Computer systems also have to make assumptions about the century if it is not explicitly stated. For example, load lubridate and run this code.

mdy(c("1/2/54","12/31/68","1/1/69","1/2/99","1/2/04"))
## [1] "2054-01-02" "2068-12-31" "1969-01-01" "1999-01-02" "2004-01-02"

We would naturally assume that the second and third dates in the vector are only one day apart. However, the POSIXct standard assumes that years less than or equal to “68” belong to the 21st century and years greater than 68 belong to the 20th century.

Despite the complexities of dates (and time), lubridate date provides several convenience functions for wrangling dates. Lubridate can convert date strings, such as “19 November 1863” and “11/19/1863” to date the proper ISO formats using the dmy() and mdy() functions. Notice the names of the functions. You can change the order of d, m, and y to convert nearly any date string to the ISO format.

For example,

# Attestation clause, witnessing the U.S. constitution.
# Actual text spells out all of the numbers so here modified so it works.
attestation <- "17th Day of September in the Year of Our Lord 1787"

dmy(attestation)
## [1] "1787-09-17"

You can use make_date to assemble dates from numeric components, as shown here.

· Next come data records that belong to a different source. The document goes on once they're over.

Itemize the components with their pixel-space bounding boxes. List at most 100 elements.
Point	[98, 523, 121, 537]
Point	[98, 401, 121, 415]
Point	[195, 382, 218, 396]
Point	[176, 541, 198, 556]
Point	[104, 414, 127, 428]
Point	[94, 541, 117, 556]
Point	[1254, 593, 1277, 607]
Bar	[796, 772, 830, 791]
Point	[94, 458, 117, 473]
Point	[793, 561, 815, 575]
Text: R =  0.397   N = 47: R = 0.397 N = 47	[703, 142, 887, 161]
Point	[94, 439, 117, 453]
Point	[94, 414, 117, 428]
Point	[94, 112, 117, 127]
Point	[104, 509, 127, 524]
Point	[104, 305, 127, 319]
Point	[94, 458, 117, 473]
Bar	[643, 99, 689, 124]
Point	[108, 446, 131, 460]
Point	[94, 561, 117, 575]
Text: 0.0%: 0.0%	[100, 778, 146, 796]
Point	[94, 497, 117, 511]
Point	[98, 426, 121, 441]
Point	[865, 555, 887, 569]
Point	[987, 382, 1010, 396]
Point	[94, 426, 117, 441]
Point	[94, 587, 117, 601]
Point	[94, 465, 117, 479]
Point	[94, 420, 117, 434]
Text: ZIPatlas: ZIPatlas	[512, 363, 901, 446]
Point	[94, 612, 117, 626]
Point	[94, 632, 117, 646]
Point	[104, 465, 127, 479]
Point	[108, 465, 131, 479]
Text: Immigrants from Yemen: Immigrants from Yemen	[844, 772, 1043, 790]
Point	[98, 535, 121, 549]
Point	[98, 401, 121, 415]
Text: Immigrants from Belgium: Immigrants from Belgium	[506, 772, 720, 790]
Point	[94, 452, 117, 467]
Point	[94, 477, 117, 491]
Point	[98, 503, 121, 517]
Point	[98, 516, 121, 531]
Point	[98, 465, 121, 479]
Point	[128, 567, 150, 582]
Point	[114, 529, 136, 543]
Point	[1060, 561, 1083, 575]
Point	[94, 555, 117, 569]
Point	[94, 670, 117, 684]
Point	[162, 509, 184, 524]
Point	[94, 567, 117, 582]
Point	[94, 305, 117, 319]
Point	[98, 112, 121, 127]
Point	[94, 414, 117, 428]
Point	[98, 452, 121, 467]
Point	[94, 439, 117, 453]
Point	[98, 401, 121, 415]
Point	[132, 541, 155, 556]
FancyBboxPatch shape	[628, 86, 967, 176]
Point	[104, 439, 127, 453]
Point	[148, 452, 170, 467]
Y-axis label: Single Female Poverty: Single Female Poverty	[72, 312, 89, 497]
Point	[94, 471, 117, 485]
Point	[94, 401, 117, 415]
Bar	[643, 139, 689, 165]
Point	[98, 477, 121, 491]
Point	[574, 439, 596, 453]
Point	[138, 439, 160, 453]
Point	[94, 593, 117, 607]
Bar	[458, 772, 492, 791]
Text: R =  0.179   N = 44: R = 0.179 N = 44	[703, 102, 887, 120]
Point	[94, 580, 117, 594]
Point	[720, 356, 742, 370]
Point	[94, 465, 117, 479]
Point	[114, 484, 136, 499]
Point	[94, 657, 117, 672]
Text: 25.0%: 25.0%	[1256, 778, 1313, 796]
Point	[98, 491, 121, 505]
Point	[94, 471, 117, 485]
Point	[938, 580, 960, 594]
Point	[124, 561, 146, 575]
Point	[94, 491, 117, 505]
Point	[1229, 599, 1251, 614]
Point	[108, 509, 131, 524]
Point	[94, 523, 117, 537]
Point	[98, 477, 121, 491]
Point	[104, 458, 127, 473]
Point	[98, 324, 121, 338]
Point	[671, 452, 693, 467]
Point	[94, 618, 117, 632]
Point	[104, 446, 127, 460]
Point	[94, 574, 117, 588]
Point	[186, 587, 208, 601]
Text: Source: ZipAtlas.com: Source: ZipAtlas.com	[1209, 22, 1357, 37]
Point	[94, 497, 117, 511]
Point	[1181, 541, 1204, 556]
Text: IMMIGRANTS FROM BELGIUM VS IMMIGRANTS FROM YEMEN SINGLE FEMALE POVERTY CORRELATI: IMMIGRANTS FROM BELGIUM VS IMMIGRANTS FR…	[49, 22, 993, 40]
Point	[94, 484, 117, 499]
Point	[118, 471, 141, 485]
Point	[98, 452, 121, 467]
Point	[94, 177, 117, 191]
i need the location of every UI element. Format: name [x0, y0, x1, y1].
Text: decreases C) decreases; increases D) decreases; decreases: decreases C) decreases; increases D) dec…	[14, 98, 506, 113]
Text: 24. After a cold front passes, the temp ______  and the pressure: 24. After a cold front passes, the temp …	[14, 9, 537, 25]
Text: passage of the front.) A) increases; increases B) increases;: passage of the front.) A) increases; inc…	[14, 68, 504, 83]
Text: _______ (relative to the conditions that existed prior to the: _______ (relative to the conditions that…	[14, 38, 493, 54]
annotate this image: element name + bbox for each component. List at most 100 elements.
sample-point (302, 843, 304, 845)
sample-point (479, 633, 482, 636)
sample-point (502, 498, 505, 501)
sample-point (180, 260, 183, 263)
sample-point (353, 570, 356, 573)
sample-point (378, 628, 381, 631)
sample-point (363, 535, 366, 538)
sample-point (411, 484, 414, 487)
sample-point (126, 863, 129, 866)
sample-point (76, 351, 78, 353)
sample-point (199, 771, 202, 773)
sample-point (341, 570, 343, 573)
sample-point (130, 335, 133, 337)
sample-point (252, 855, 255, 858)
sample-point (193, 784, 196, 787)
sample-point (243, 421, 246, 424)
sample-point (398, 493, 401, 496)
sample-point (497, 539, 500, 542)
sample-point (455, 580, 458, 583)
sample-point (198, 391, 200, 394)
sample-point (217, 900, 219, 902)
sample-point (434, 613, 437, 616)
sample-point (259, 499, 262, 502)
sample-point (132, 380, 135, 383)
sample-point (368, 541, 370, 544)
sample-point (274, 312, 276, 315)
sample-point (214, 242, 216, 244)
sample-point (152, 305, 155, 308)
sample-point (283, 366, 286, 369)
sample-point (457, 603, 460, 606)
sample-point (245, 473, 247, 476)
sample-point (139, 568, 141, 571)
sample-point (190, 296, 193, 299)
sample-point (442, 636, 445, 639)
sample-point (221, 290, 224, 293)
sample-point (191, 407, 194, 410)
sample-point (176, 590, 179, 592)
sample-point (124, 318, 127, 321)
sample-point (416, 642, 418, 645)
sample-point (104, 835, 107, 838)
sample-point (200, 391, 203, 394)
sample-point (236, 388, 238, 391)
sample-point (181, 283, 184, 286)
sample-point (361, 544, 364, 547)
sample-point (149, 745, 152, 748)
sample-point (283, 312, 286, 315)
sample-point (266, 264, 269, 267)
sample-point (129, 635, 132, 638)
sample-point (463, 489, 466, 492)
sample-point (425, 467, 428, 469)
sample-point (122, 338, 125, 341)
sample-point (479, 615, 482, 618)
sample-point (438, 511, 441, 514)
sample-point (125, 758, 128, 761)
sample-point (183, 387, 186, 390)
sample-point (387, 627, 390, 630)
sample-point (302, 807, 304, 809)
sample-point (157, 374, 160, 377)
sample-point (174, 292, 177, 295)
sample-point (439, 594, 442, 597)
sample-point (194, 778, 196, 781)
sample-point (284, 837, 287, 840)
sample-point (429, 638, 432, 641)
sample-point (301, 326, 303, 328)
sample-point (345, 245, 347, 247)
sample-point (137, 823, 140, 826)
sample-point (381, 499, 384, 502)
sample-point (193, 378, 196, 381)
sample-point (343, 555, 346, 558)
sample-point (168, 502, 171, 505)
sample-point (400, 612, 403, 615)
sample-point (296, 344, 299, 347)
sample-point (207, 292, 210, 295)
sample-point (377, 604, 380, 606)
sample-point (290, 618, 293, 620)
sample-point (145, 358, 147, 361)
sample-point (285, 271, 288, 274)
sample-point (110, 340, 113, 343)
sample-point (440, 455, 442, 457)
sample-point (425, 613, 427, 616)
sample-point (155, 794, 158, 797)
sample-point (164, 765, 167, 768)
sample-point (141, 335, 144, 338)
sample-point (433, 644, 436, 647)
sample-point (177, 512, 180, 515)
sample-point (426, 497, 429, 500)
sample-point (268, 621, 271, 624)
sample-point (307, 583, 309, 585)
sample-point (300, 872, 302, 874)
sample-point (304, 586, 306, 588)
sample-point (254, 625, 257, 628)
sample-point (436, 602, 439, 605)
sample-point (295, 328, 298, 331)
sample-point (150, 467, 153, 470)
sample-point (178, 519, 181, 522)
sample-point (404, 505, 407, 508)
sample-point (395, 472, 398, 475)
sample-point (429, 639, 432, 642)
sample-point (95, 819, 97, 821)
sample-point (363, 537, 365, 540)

gf <- tibble(Day = 5, Month = 11, Year = 1605)

gf <- gf %>% mutate(Date = make_date(Year, Month, Day))
gf
## # A tibble: 1 x 4
##     Day Month  Year Date      
##   <dbl> <dbl> <dbl> <date>    
## 1     5    11  1605 1605-11-05
# Date stored as date format.
str(gf)
## tibble [1 × 4] (S3: tbl_df/tbl/data.frame)
##  $ Day  : num 5
##  $ Month: num 11
##  $ Year : num 1605
##  $ Date : Date[1:1], format: "1605-11-05"

You can extract months, weekdays, and more, too. Notice that the months are treated as ordered factors. Factored months ensures the months will appear in the proper order in plots.

# Short month name
month(gf$Date, label = TRUE)
## [1] Nov
## 12 Levels: Jan < Feb < Mar < Apr < May < Jun < Jul < Aug < Sep < ... < Dec
# Full month name
month(gf$Date, label = TRUE, abbr = FALSE)
## [1] November
## 12 Levels: January < February < March < April < May < June < ... < December

I’ve touched on some but not all of the functions you will need to complete this assignment. Read chapter 16, sections 1-3, then do the assignment.